Friday, October 10, 2014



There's this latino kid in one of my New Testament classes who is giving me some really good example. His very thick Spanish accent reveals his fairly recent arrival in the U.S., and he often struggles to find the right word in conversation. But he finds a way to do his written assignments and to get high B's on tests, often outshining half of is English-speaking classmates. I had him this summer for a course called "The Wisdom of St. Benedict;" he got so enthused about writing one journal entry that he wrote it in Spanish and then told Google to put it into English for him. It worked, too. He's always looking for ways to work more effectively, and is eager to follow any suggestions I offer him.

I say he's giving me good example because when I compare his enthusiasm and dedication to my own efforts at private prayer I start to blush for shame. If I had the same determined and persistent attitude toward prayer as he has toward his studies ... Phew! I can't even imagine what that would be like!


This past Wednesday the gospel at mass had Jesus' disciples coming to him asking him to teach them to pray. He then teaches them the Our Father. On Thursday Luke picks up right where he left off, (Lk 11:5-13) at the end of the Lord's Prayer:

"If one of you knows someone who comes to you in the middle of the night and says to him, 'Friend, lend me three loaves, for a friend of mine has come in from a journey and I have nothing to offer him;' and he from inside should reply, 'Leave me alone. The door is shut now and my children and I are in bed. I can't get up to look after your needs.' -- I tell you, even though he does not get up and take care of him because of friendship, he will find himself doing so because of his persistence, and give him as much as he needs.
"So I say to you, ask and you will receive...." 

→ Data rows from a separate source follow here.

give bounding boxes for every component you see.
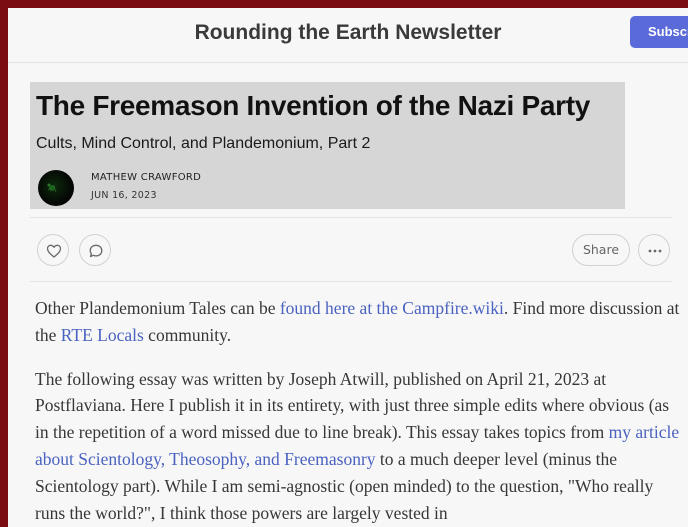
more-icon bbox=[648, 249, 662, 253]
divider bbox=[30, 217, 672, 218]
rte-locals-link[interactable]: RTE Locals bbox=[61, 325, 144, 345]
author-name[interactable]: MATHEW CRAWFORD bbox=[91, 172, 201, 183]
post-subtitle: Cults, Mind Control, and Plandemonium, P… bbox=[36, 135, 371, 152]
comment-button[interactable] bbox=[79, 234, 111, 266]
divider bbox=[30, 281, 672, 282]
share-button[interactable]: Share bbox=[572, 234, 630, 266]
text-run: The following essay was written by Josep… bbox=[35, 368, 670, 443]
author-avatar[interactable] bbox=[38, 170, 74, 206]
subscribe-button[interactable]: Subscribe bbox=[630, 16, 688, 48]
like-button[interactable] bbox=[37, 234, 69, 266]
avatar-image bbox=[47, 183, 57, 193]
more-button[interactable] bbox=[638, 234, 670, 266]
page-frame: Rounding the Earth Newsletter Subscribe … bbox=[8, 8, 688, 527]
top-bar: Rounding the Earth Newsletter Subscribe bbox=[8, 8, 688, 63]
post-body: Other Plandemonium Tales can be found he… bbox=[35, 295, 680, 526]
text-run: community. bbox=[143, 324, 232, 345]
post-header: The Freemason Invention of the Nazi Part… bbox=[30, 82, 625, 209]
comment-icon bbox=[89, 244, 103, 258]
paragraph: Other Plandemonium Tales can be found he… bbox=[35, 295, 680, 349]
heart-icon bbox=[46, 244, 62, 258]
paragraph: The following essay was written by Josep… bbox=[35, 366, 680, 527]
post-date: JUN 16, 2023 bbox=[91, 190, 157, 201]
text-run: Other Plandemonium Tales can be bbox=[35, 298, 280, 318]
publication-title[interactable]: Rounding the Earth Newsletter bbox=[8, 21, 688, 45]
campfire-wiki-link[interactable]: found here at the Campfire.wiki bbox=[280, 298, 504, 318]
post-title: The Freemason Invention of the Nazi Part… bbox=[36, 90, 591, 121]
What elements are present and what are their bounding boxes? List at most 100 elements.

This fellow who disturbs his neighbor knows how to ask: he just will not take "No" for an answer; he persists in his request until he gets what he wants. Eight chapters later Jesus recommends the same tactics when they're adopted by a widow who has to deal with a wicked judge (Lk 18:1-8).

Jesus recommends this man's tactics to us in our prayer -- Don't take "No" for an answer, keep asking. We have to become pests, we have to nag God. I'm not making this up -- it's right there in Luke's gospel!


These two guys, one very real and the other a character in a parable, are models we can all hope to imitate when we're praying.

Jesus has told us, hasn't he, "When you pray, pray like them."